A recent article in Nature, “The Power of Petabytes”, by Michael Eisenstein, reviews how exponentially increasing life science data exceeds our present abilities to process and make sense of it. Even while continuing to grow unbounded, data sets are still often not yet large enough to draw convincing conclusions.
Computation is one obvious problem. “The computation scales linearly with respect to the number of people,” says Marylyn Ritchie, a genomics researcher at Pennsylvania State University in State College. “But as you add more variables, it becomes exponential as you start to look at different combinations.” To efficiently harness growing computing resources, researchers will need to leverage scalable algorithmic approaches and system architectures.
Another challenge in life sciences is data storage. Like computational challenges, many unique characteristics in genome analysis don’t arise until reaching the petabyte-scale domains now common in life sciences. From my own experiences, storage is indeed a significant problem or, more accurately, set of problems.
While prices/TB continue to drop for hard drives and tape, one problem is building usable and reliable storage volumes that can exceed 100TB each. As average sizes of BAM files, a de facto standard for sequence data, climb over 300GB each, traditional file systems are increasingly incapable as reliable repositories. Until now, it was marginally acceptable to live with a larger number of smaller file systems, but large files force even larger file systems.
As individual hard drives increase in size, more and more elaborate underlying software methods are required to guarantee data integrity. RAID5 was a long-time standard way of grouping disks to allow reconstruction on failure. It is now obsolete as the chance of a second – and fatal – error during reconstruction is too high given individual drive sizes. One popular replacement, RAID6, adds another drive’s worth of redundancy, but is itself reaching the end of its practical life. The next step in data protection is erasure coding which allows reliability to increase with the scale and size of the data set, assuming one has the drives, interconnect, and compute power for their encoding.
When we start talking about petabyte+ file systems and their use in research, not only do we have enormous files, we have lots of duplicate data during analysis. A large research file system is something like an untidy basement – often hard to find things and just as often one is overwhelmed by everything else on there.

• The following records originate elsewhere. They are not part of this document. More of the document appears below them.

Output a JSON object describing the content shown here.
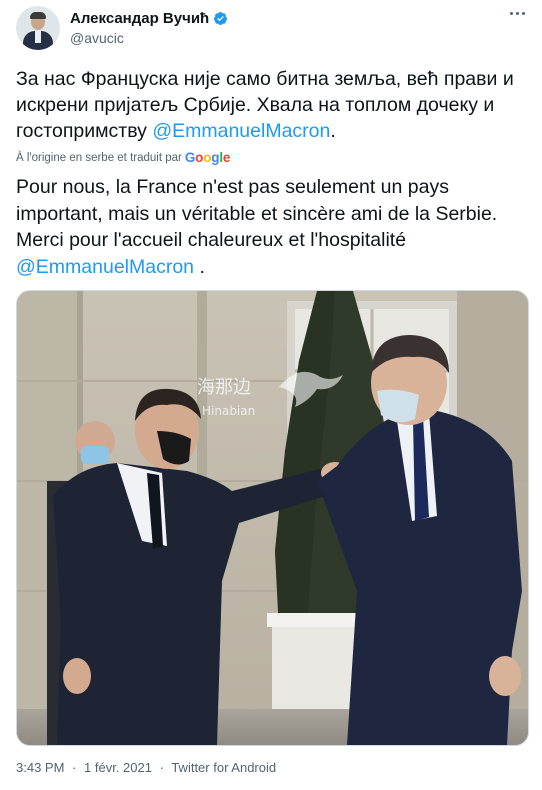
{
  "author": {
    "name": "Александар Вучић",
    "handle": "@avucic"
  },
  "tweet": {
    "text_original_main": "За нас Француска није само битна земља, већ прави и искрени пријатељ Србије. Хвала на топлом дочеку и гостопримству ",
    "text_original_mention": "@EmmanuelMacron",
    "text_original_end": ".",
    "translation_note": "À l'origine en serbe et traduit par",
    "translation_provider": "Google",
    "text_translated_main": "Pour nous, la France n'est pas seulement un pays important, mais un véritable et sincère ami de la Serbie. Merci pour l'accueil chaleureux et l'hospitalité ",
    "text_translated_mention": "@EmmanuelMacron",
    "text_translated_end": " ."
  },
  "photo": {
    "watermark_cn": "海那边",
    "watermark_en": "Hinabian"
  },
  "meta": {
    "time": "3:43 PM",
    "separator1": "·",
    "date": "1 févr. 2021",
    "separator2": "·",
    "source": "Twitter for Android"
  },
  "colors": {
    "accent": "#1d9bf0",
    "secondary_text": "#536471"
  }
}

Traditional file systems lack the tools to keep track of their contents in real time. While an administrator can often figure out who is using what resources, it’s mostly a forensic activity requiring custom scripts to be run and interpreted. Administrators may be able to allocate file system volumes from a pool of raw disk, but they have little knowledge of what files are active and which are inert duplicates. The file formats, BAM for example, are often envelopes around deeper level abstractions – the file itself is actually a file system of sorts.
So we have an increasing torrent of data pouring into the storage complex, which is marginally possible to be saved in a reliable way. It’s often difficult to find once stored, and much more as a file slips from immediate active use.
At the current time, the workflows, at least in research, are not standardized in any meaningful way. And they can hardly be, given the free flow nature of research. Genomics and proteomics data can come cleanly off of sequencers, be assembled and dumped to disk, but what after that?
One can argue for new file systems built from the ground up for much larger data types than the most common NTFS or ext4 file systems today. Perhaps this is what’s driving the shift to object file systems these days?
On the surface, object file systems like Ceph or Swift trade off the complexities (and functionalities) of conventional file systems for simplicity of storage and retrieval. Many of these also emphasize their ability to tag files with arbitrary metadata allowing files to be individually described in much more detail.
It is often ignored though, that these systems, for the sake of their own simplicity of operation, are layered on top of existing file systems, which in turn are layered on top of existing RAID systems for data integrity.
How do we solve these problems? We know how to solve the different levels quite well (hardware, data integrity, filesystems), but how does one reliably integrate them into a whole? And probably most importantly, do it in a way that enables effective use of this data rather than yet another patch on a heritage structure.